Enquanto as redes tradicionais de deep learning tratam entradas e saídas como elementos independentes, as redes neurais recorrentes dependem dos elementos anteriores na sequência. Embora eventos futuros pudessem ajudar na determinação da saída de uma sequência, as redes neurais recorrentes unidirecionais não conseguem incorporá-los em suas previsões.
Vamos tomar como exemplo a expressão “sentindo-se indisposto”, frequentemente usada para indicar que alguém está doente, para ilustrar o funcionamento das RNNs. Para que a expressão tenha sentido, as palavras devem ser organizadas nessa ordem específica. Por isso, as redes neurais recorrentes devem considerar a posição de cada palavra dentro da expressão e utilizar essa informação para prever a próxima palavra da sequência.

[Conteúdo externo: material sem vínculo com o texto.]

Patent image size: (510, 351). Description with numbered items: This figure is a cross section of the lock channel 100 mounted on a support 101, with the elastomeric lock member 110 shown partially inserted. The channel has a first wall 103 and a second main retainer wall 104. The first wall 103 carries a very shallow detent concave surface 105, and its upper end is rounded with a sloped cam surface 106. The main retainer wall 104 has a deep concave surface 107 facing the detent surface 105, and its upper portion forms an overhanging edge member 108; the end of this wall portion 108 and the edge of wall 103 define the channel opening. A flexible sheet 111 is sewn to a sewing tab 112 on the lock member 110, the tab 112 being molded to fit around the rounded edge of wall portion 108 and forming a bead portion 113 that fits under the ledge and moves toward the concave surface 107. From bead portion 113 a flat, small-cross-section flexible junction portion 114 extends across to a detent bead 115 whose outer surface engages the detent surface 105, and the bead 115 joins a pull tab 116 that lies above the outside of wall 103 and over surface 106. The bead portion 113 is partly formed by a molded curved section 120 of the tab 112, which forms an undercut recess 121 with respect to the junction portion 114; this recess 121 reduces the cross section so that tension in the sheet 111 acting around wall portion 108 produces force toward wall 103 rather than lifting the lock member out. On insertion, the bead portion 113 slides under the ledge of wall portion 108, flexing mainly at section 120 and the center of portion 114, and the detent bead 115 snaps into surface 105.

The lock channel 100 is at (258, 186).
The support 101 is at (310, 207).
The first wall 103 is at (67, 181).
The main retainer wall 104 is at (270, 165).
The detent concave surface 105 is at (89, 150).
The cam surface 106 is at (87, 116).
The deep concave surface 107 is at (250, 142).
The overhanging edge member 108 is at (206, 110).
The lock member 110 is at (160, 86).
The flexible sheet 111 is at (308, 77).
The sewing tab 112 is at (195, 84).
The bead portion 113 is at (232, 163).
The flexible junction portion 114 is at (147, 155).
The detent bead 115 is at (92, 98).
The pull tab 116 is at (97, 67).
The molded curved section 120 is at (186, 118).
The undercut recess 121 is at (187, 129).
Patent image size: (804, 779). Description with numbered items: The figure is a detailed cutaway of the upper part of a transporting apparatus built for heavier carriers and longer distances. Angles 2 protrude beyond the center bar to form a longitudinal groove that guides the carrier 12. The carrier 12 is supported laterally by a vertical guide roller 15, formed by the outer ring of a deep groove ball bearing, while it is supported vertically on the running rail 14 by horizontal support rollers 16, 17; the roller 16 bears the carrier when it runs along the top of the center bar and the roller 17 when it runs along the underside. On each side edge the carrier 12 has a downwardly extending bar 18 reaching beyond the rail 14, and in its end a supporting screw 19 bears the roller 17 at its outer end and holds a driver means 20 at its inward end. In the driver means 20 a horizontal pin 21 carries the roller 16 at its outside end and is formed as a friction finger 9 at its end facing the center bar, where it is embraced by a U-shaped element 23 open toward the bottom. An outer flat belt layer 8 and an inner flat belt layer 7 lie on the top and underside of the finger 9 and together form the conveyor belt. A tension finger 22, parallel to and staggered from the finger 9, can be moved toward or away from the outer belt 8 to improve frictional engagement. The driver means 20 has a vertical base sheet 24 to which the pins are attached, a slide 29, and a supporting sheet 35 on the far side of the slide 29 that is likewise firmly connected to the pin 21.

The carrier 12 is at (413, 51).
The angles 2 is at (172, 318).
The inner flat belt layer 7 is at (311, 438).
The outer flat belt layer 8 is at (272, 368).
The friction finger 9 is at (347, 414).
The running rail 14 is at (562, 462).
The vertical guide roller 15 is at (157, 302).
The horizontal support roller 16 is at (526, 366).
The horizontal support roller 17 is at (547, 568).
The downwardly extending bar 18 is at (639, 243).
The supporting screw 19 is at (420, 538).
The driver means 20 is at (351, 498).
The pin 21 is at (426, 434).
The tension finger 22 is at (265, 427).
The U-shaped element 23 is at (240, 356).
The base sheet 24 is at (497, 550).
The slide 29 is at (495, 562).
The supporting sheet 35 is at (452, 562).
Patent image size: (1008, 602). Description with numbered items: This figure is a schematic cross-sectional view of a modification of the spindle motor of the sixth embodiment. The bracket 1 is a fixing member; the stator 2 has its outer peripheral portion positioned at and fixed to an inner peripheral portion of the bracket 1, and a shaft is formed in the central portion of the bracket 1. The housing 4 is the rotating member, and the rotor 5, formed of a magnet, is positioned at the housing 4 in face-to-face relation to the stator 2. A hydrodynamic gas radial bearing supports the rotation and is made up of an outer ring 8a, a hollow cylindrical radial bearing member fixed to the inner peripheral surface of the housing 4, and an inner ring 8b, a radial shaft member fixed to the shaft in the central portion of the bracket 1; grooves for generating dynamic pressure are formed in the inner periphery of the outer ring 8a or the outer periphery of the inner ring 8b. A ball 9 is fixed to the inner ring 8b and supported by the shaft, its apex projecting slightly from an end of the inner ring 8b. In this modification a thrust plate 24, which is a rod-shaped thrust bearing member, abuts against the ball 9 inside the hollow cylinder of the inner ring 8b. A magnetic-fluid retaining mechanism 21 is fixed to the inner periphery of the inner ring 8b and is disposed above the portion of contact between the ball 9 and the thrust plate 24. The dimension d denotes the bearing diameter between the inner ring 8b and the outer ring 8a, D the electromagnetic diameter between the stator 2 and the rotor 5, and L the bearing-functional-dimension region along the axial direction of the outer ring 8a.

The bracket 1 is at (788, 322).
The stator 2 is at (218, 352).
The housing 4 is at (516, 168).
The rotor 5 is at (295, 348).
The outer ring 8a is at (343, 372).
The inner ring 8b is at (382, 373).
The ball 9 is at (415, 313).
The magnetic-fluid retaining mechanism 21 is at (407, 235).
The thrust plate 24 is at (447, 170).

Cada palavra da expressão "sentindo-se indisposto" faz parte de uma sequência, na qual a ordem tem importância. A RNN mantém um estado oculto a cada etapa para acompanhar o contexto. O loop de feedback ocorre ao passar o estado oculto de um instante para o seguinte. O estado oculto funciona como uma memória que armazena informações das entradas anteriores. A cada etapa, a RNN processa a entrada atual (como uma palavra em uma frase) junto com o estado oculto da etapa anterior. Isso permite que a RNN "lembre" dados anteriores e utilize essa informação para influenciar a saída atual.
Outro aspecto que diferencia as redes recorrentes é o compartilhamento de parâmetros entre as camadas da rede. Enquanto as redes feedforward atribuem pesos diferentes a cada nó, as redes neurais recorrentes utilizam o mesmo parâmetro de peso em todas as camadas. No entanto, esses pesos são ajustados pelos processos de retropropagação e gradiente descendente para otimizar o aprendizado por reforço.
As redes neurais recorrentes utilizam algoritmos de propagação direta e retropropagação através do tempo (BPTT) para calcular os gradientes (ou derivadas), um processo semelhante à retropropagação tradicional, mas adaptado para dados sequenciais. Os princípios da BPTT são equivalentes aos da retropropagação tradicional, na qual o modelo se ajusta ao calcular erros da camada de saída até a camada de entrada. Esses cálculos permitem ajustar e definir os parâmetros do modelo de forma adequada. O BPTT se diferencia da abordagem tradicional porque ele soma os erros a cada etapa, enquanto as redes feedforward não precisam somá-los, já que não compartilham parâmetros entre as camadas.